A new regional carbon charge for transportation sure looks a lot like a gas tax at first glance.
But several Massachusetts business groups have been much quicker to embrace this multistate effort, called the Transportation & Climate Initiative, over a gas-tax hike. Their positions did not change, at least not publicly, Tuesday when new cost estimates emerged that showed TCI could cause prices at the pump to rise by up to 17 cents a gallon.
The business community’s positions on these issues will be important on Beacon Hill as lawmakers prepare for a debate next year about the best ways to raise funds to address the state’s traffic jams, crowded trains, and other transportation woes.
Most — but not all — major Massachusetts business groups support TCI.
However, the local chapter of the National Federation of Independent Business, for example, came out swinging, essentially saying TCI is just another way of imposing a gas tax. Chris Carlozzi, the group’s state director, says TCI will simply increase costs for small businesses and their customers, with negligible environmental benefits, while putting the states involved at a competitive disadvantage.
The federation is in a distinct minority, though. A number of business groups support both a gas tax increase and a TCI charge, which would take the form of pollution allowances auctioned off to wholesale fuel suppliers.
That said, some questions remain. The Greater Boston Chamber of Commerce, for example, says it backs a gas-tax increase and TCI – but with an asterisk or two. Chamber officials wonder how much emissions in the region would drop anyway, even without this complex multistate effort. They want assurances that enough states in the Northeast and Mid-Atlantic will go along, and they argue the transportation system needs new revenue as soon as possible, as well. A gas-tax spigot could turn on tomorrow — assuming the Legislature agrees — but TCI revenue wouldn’t arrive for another two years, at the earliest.
Others continue to side with Governor Charlie Baker on this — resisting a gas-tax hike while pushing TCI. That camp includes Associated Industries of Massachusetts, the Massachusetts High Technology Council, and the Massachusetts Competitive Partnership. There are critical distinctions, they say, between the gas tax and TCI.

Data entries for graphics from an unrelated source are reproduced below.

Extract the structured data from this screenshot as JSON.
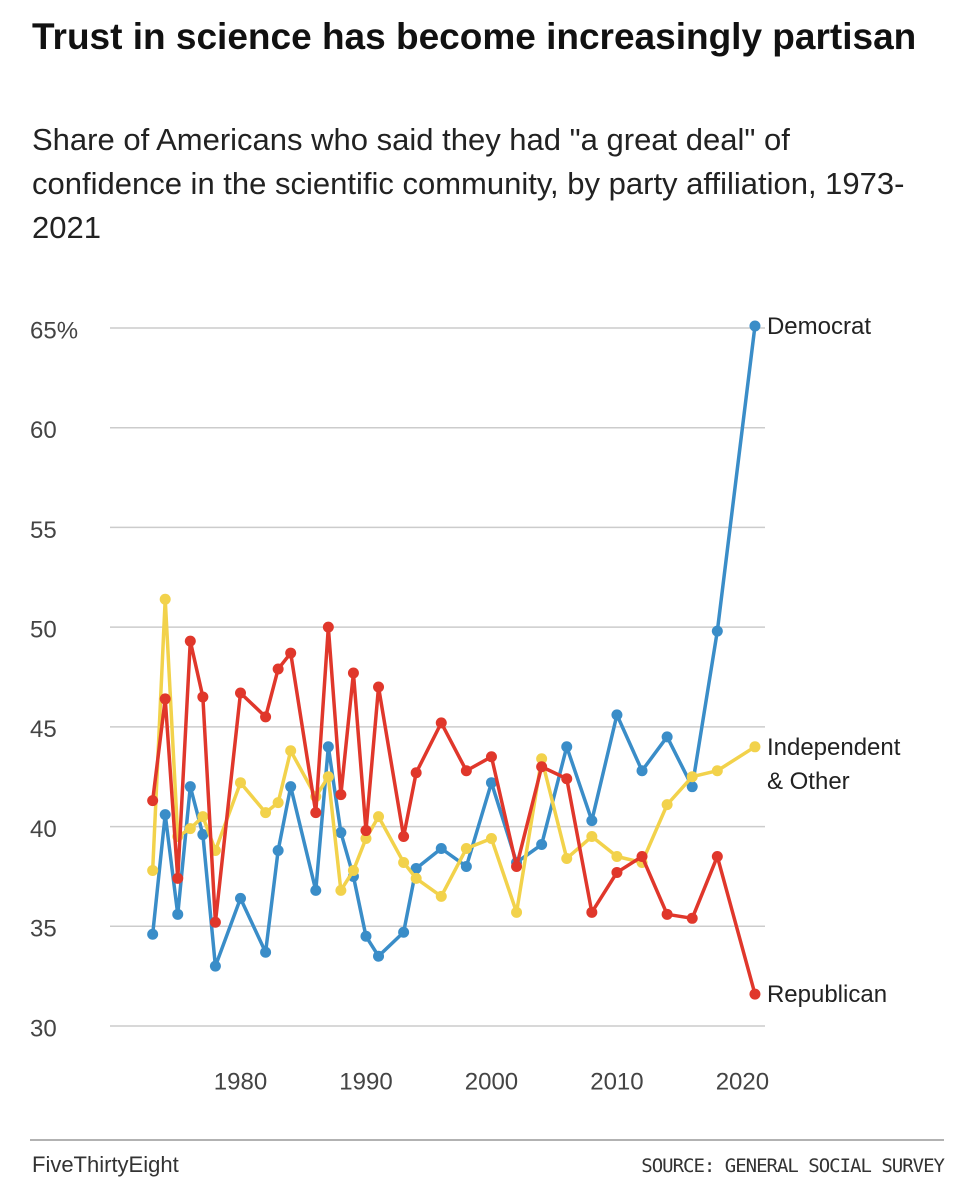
{
  "chart_data": {
    "type": "line",
    "title": "Trust in science has become increasingly partisan",
    "subtitle": "Share of Americans who said they had \"a great deal\" of confidence in the scientific community, by party affiliation, 1973-2021",
    "credit": "FiveThirtyEight",
    "source": "SOURCE: GENERAL SOCIAL SURVEY",
    "x": [
      1973,
      1974,
      1975,
      1976,
      1977,
      1978,
      1980,
      1982,
      1983,
      1984,
      1986,
      1987,
      1988,
      1989,
      1990,
      1991,
      1993,
      1994,
      1996,
      1998,
      2000,
      2002,
      2004,
      2006,
      2008,
      2010,
      2012,
      2014,
      2016,
      2018,
      2021
    ],
    "series": [
      {
        "name": "Democrat",
        "color": "#3a8dc8",
        "values": [
          34.6,
          40.6,
          35.6,
          42.0,
          39.6,
          33.0,
          36.4,
          33.7,
          38.8,
          42.0,
          36.8,
          44.0,
          39.7,
          37.5,
          34.5,
          33.5,
          34.7,
          37.9,
          38.9,
          38.0,
          42.2,
          38.2,
          39.1,
          44.0,
          40.3,
          45.6,
          42.8,
          44.5,
          42.0,
          49.8,
          65.1
        ]
      },
      {
        "name": "Independent & Other",
        "color": "#f2d24b",
        "values": [
          37.8,
          51.4,
          39.5,
          39.9,
          40.5,
          38.8,
          42.2,
          40.7,
          41.2,
          43.8,
          41.5,
          42.5,
          36.8,
          37.8,
          39.4,
          40.5,
          38.2,
          37.4,
          36.5,
          38.9,
          39.4,
          35.7,
          43.4,
          38.4,
          39.5,
          38.5,
          38.2,
          41.1,
          42.5,
          42.8,
          44.0
        ]
      },
      {
        "name": "Republican",
        "color": "#e0372b",
        "values": [
          41.3,
          46.4,
          37.4,
          49.3,
          46.5,
          35.2,
          46.7,
          45.5,
          47.9,
          48.7,
          40.7,
          50.0,
          41.6,
          47.7,
          39.8,
          47.0,
          39.5,
          42.7,
          45.2,
          42.8,
          43.5,
          38.0,
          43.0,
          42.4,
          35.7,
          37.7,
          38.5,
          35.6,
          35.4,
          38.5,
          31.6
        ]
      }
    ],
    "xlim": [
      1969.6,
      2021.8
    ],
    "xticks": [
      1980,
      1990,
      2000,
      2010,
      2020
    ],
    "ylim": [
      30,
      65
    ],
    "yticks": [
      30,
      35,
      40,
      45,
      50,
      55,
      60,
      {
        "value": 65,
        "label": "65%"
      }
    ],
    "grid": true
  }
}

One is the potential environmental impact. AIM spokesman Chris Geehern points out that the state remains under pressure to significantly pare back its carbon emissions, under an aggressive 2008 state law. Power plants have done their part. Now, state officials are trying to curb greenhouse gases from the transportation sector. TCI, Geehern said, is designed to specifically do just that, in part by setting up a market mechanism that rewards suppliers that sell cleaner fuels. Mark Gallagher at Mass. High Tech also sees the decision to involve nearly all of the states from Virginia to Maine in the TCI discussion means that Massachusetts won’t be going it alone. Plus, he noted, the financial impact from TCI would likely be much smaller than the cost of a broader transportation revenue package that House leaders are likely to put forward.
And Mass. Competitive Partnership CEO Jay Ash says the revenue from TCI, maybe some $500 million a year, would be set aside for climate-focused transportation investments: public transit, electric vehicles, and the like. The same can’t be said for the gas tax.
Getting TCI done has been a big priority for Baker. His energy and environmental affairs secretary, Katie Theoharides, chairs the regional initiative. Unlike in most of the 12 states at the table, the Baker administration can choose to adopt TCI without legislative approval. The gas tax, meanwhile, might be a tough sell on Beacon Hill, particularly in an election year.
No need to cajole state lawmakers for TCI. But Baker, Theoharides, and their team face a different kind of challenge: convincing peers in other states to hop on board. New Hampshire Governor Chris Sununu wasted no time proclaiming his distaste, calling TCI a “financial boondoggle.” Vermont Governor Phil Scott, another Republican, has expressed reservations in the past. And there are rumblings of discontent elsewhere.
Not everyone needs to join, but TCI’s success relies on achieving critical mass. The politics of getting enough states to agree could be tougher than simply passing a gas tax on Beacon Hill — and that’s saying something. At least Baker knows business leaders have his back on this, on his home turf.